El transporte también era un desafío. El viaje en transbordador desde Puerto Natales a Puerto Edén tomaba hasta 26 horas. Al llegar, las docentes debían coordinar con otros servicios públicos para movilizarse a través de la región, aprovechando salidas de postas y operativos sanitarios.
El trabajo en la ruralidad fue expandiéndose con el tiempo. En 1992, la Junta Nacional de Jardines Infantiles (Junji) impulsó un programa de educación a distancia para párvulos. Se realizaban visitas para inscribir a los niños y luego se enviaba material educativo, acompañado de un componente radial. En su punto más alto, el programa atendió a 500 niños en toda la región, con sólo dos educadoras a cargo.
El modelo magallánico de educación preescolar en zonas aisladas fue un referente que inspiró a otras regiones de Chile y países latinoamericanos. Representantes de Nicaragua y otras naciones viajaron a conocer la experiencia del jardín a distancia, que se convirtió en un paradigma de inclusión educativa en contextos de alta dispersión geográfica.
El impacto de esta labor en la vida de las docentes fue significativo. Angélica, quien formó parte del equipo durante décadas, destacó que la Junji representó una escuela permanente, un espacio de aprendizaje continuo y desafíos constantes.
Años después, su vocación la llevó a Atacama, donde asumió como directora regional de la Junji. En esta nueva etapa, el desafío fue otro: recorrer comunidades indígenas a más de 3.800 metros de altura, donde las tradiciones y creencias también influyeron en la forma en que se concebía la educación inicial. La puna y la aridez del desierto marcaron un nuevo tipo de desafío, en el que las comunidades diaguitas y collas requerían un enfoque educativo que valorara sus saberes ancestrales. Así, la misma educadora que alguna vez navegó los fiordos australes terminó su carrera sorteando los caminos de tierra de la alta cordillera.

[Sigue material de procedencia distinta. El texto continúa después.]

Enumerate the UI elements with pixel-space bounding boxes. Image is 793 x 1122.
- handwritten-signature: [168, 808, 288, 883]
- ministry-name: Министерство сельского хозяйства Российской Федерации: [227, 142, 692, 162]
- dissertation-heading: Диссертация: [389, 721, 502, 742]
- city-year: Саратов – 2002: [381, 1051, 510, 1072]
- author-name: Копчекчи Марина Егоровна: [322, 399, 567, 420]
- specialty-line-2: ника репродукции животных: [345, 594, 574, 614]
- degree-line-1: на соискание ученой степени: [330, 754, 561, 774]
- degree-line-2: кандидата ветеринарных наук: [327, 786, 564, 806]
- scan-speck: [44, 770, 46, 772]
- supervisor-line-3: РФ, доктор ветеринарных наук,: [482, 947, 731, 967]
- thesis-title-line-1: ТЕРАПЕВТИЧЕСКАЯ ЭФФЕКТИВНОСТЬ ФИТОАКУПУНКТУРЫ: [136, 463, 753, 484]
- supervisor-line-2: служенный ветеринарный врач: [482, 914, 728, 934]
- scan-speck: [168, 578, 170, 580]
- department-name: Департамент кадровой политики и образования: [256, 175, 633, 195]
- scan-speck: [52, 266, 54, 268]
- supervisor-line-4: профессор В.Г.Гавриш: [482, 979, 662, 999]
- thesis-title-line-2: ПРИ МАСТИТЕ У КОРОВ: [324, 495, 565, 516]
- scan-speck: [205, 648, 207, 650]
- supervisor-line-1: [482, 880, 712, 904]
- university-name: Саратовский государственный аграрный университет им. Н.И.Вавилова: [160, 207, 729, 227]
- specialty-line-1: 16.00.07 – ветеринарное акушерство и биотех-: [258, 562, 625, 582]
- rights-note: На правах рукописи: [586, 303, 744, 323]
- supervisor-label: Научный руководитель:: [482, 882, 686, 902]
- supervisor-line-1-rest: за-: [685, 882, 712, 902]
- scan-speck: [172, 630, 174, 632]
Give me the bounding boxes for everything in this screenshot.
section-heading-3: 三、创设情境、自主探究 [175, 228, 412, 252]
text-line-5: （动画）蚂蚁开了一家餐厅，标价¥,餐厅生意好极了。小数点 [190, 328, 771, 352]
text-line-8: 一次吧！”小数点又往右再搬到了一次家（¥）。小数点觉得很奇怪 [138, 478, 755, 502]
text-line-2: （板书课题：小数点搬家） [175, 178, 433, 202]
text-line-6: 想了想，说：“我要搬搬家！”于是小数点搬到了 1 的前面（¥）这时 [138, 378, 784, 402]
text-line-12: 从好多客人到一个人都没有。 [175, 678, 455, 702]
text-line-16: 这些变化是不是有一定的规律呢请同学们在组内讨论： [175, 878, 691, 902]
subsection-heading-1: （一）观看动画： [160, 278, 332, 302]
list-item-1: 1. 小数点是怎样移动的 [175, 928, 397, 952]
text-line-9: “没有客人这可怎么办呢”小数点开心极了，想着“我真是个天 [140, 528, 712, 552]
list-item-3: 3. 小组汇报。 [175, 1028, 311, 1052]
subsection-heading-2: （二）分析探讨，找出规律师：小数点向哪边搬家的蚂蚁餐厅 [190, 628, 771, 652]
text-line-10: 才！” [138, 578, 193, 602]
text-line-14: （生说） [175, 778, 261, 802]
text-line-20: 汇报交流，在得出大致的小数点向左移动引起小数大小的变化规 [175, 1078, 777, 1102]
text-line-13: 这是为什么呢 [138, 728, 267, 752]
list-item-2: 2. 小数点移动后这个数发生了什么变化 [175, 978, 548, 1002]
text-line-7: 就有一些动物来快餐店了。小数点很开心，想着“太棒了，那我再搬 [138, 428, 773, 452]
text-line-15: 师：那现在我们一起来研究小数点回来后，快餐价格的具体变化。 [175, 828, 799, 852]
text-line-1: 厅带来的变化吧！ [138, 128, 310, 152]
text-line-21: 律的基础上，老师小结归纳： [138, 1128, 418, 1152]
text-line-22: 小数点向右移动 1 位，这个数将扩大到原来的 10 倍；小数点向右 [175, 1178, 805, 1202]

En la actualidad, Angélica continúa comprometida con la educación desde diversos frentes. Se ha desempeñado como supervisora, directora regional y subdirectora de calidad educativa, siempre con la convicción de que la educación pública es la herramienta más poderosa para transformar vidas. Su labor se centra en fortalecer la gestión educativa, asegurando que ningún niño quede fuera del sistema por razones geográficas o culturales.